Control requires the production of mange free weaners by treatment post weaning and the movement of pigs to an all in all out system. This is much easier to carry out in the weaner producing herd than the breeder/finisher herd. Where practical segregation of treated weaners from potentially infected ones until their removal is ideal. See Segregated Disease Control in the health and disease data base.

  • Carry out a control programme as described for 6 months.
  • Purchase mange free breeding stock during this period.
  • Examine the herd for signs of mange particularly chronic symptoms. Test scrape suspicious lesions. Listen for ear shaking in growing pigs. Cull any pigs with chronic lesions.
  • Determine the management procedures for eradication i.e. segregated disease control and wean to slaughter depopulation or off site weaning and multi site production. SDC is the ideal for breeding finishing herds.
  • Proceed as for eradication.

2. Immediate whole herd eradication using segregated disease control (SDC):

Whole herd eradication is expensive but effective. If however the breeding/grow/finsiher herd has problems with other diseases SDC is worth considering.

Weaned pigs are moved off site over an 8 week period whilst all infected weaners, growers and finishers are sold.

During the 6-8 weeek period sows and weaners are treated, sows for two 10 day periods with in-feed ivermecitin 10 days apart and weaners by in-feed medication for 7-10 days post weaing.

After removal of the infected weaners/growers buildings are cleaned and disinfected prior to reintroduction of the off site weaners.

The efficiency of eradication is further improved if early weaning and two or three site production is an option.

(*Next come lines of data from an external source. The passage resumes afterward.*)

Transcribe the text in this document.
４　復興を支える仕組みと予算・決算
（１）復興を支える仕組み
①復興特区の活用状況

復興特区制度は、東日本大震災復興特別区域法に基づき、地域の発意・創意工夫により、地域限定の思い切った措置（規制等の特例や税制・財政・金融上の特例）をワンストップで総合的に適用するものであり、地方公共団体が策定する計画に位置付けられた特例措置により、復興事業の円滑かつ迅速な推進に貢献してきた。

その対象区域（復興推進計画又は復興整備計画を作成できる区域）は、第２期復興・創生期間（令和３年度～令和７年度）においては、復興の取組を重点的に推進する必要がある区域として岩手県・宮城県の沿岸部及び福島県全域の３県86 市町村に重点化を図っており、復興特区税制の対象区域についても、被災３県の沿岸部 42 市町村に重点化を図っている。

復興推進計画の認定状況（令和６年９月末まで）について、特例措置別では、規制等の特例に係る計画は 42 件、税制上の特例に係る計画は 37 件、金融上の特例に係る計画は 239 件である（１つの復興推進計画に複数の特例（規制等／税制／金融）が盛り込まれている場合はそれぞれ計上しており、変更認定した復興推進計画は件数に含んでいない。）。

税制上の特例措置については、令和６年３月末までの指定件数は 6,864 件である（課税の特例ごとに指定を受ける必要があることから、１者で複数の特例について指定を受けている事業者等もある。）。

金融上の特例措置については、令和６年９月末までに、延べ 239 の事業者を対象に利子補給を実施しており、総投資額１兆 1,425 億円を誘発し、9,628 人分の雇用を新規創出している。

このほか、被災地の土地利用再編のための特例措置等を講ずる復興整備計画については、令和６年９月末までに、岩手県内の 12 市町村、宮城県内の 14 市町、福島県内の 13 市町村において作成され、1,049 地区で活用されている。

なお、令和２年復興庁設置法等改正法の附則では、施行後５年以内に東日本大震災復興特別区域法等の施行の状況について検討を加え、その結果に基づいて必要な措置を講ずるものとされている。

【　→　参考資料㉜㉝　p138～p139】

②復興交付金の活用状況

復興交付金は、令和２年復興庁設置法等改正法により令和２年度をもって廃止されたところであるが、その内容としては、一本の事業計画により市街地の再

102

Eradication in the combined breeding/finishing herd

  • Only proceed when the disease is under control.
  • Medicate all weaners and grow/finishing pigs with in-feed ivermectin as per manufacturers recommendations for 7 - 10 days. Note withdrawal periods.
  • Inject all pigs at weaning with ivermectin or use in-feed medication for 14 days. Carry out for an 8 week period.
  • Inject all sick pen pigs with ivermectin and continue in-feed medication for 14 days.
  • Medicate all the breeding herd with in-feed ivermectin for 10 days twice 10 days apart.
  • Move treated weaners only to totally cleaned and disinfected houses and pens. Spray pens with a topical ascaricide.
  • Keep treated weaners separate from the grow/fiinisher herd. If this is not practical medicate in-feed the grow/finishers again 3 weeks later and continue the weaner medication for a 12 week period. Send all finishers to slaughter.

Once the programme has been completed wait at least seven months before success can be claimed. This is determined by the lack of any clinical evidence, the observations of finishing pigs at slaughter and regular scrapings of ears particularly of boars and finishing pigs.

If the eradication has failed the appearance of the allergic skin conditions can be sudden.